General market comments | December
December was, by any account, a very eventful month with the year ending as it began, with Central banks in the spotlight, with the Fed increasing interest rates for the first time since 2006, ending 7 years of close-to-zero interest rates in the United States. In Europe, the ECB decided to extend its EUR 60 billion a month bond-buying programme to at least March 2017 (from September 2016), as deflation risks persist in the region and economic growth remains limited.
Negative results for risk assets:
- Losses across the board for both fixed income and equity markets, with global sovereign bonds being the bright spot, outperforming most asset classes.
- Strong losses in global high yield bonds, as the interest rate increase in the US prompted investors to flee the asset class and sell riskier positions, hoarding cash as the year ended.
- A disastrous month for European equities, as investors reacted negatively to the expansion of the ECB’s QE programme, which most investors saw as weaker than expected. Ironically, in the same period, the fragile economies of Spain and Italy finally reported some good news with industrial production numbers showing growth above expectation.
- In the US, the aftermath of the FED interest rate increase was not as bad as some predicted, but bad enough to send the S&P negative for 2015.
- Emerging markets had another bad month, with Brazil plunging even deeper into recession as the long-lasting corruption scandal has guaranteed a political paralysis, all of which has culminated in its sovereign rating being downgraded to ‘junk' status.
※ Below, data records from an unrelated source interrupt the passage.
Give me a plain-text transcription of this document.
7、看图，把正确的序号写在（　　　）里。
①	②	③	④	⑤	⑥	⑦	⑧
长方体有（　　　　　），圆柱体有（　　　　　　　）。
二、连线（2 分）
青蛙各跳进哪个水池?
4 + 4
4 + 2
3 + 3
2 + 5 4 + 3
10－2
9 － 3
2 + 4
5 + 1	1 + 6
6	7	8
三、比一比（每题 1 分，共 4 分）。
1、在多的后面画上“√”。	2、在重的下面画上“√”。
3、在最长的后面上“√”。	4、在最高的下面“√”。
- Oil reached multi-year record low prices in December, trading at levels last seen in 2008 in the heights of the financial crisis.
Global markets in numbers
Market Outlook and V3´s position
Contrary to our expectation, December ended the year on a negative note, with investors trimming exposure to risky assets and shedding everything from investment grade bonds to emerging market equities. Despite the bleak picture, we still believe that global economic growth in 2016 will surpass that of 2015, with low inflation and energy costs supporting consumption growth in the developed world.
In the markets, volatility is here to stay and 2016 will be no different from 2015 in this respect, with uncertainties on all fronts:
- The Fed increased interest rates for the first time since 2006 in December of 2015 and is expected to continue to raise them at every subsequent policy meeting in 2016. Nevertheless, these raises will be data dependent, which could result in a more aggressive cycle than currently priced.
- The ECB is expected to keep reassuring investors that it is pursuing the right policy and using the appropriate tools to do that, despite this we expect the markets to remain sceptical of the results.
- The ongoing commodities rout is likely to remain strong in 2016, putting pressure on emerging markets and the energy and materials sectors in the near-term.
- Chinese economic activity is likely to keep weakening in 2016, prompting the yuan to devalue and reach fresh new lows. This will bring increased volatility to the markets, similar to those seen during the selloff in August/September of 2015.
- A potential geopolitical event in the Middle East, possibly involving Russia and NATO, would bring considerable selling pressure to the markets and could affect consumer confidence across the globe.
Diversification, not only in asset classes but also across different economies and monetary regimes, will be vital in the future. Changing demographics, economic realities, high levels of debt and increasing concentration of wealth will add to the already full list of aspects to consider when investing in any market.
Investors should not assume that in an increasingly political world, every nation will do whatever it can to keep exchange rates stable, service its debt or even to play by the consensual rules, when it comes to support its own economy. In this environment, it is ever more important to keep liquidity at elevated levels and be prudent when deciding on an investment strategy.
We favour flexible and actively managed strategies versus passive allocations, and still like quality names in investment grade, high yield and emerging market bonds over broad index allocations.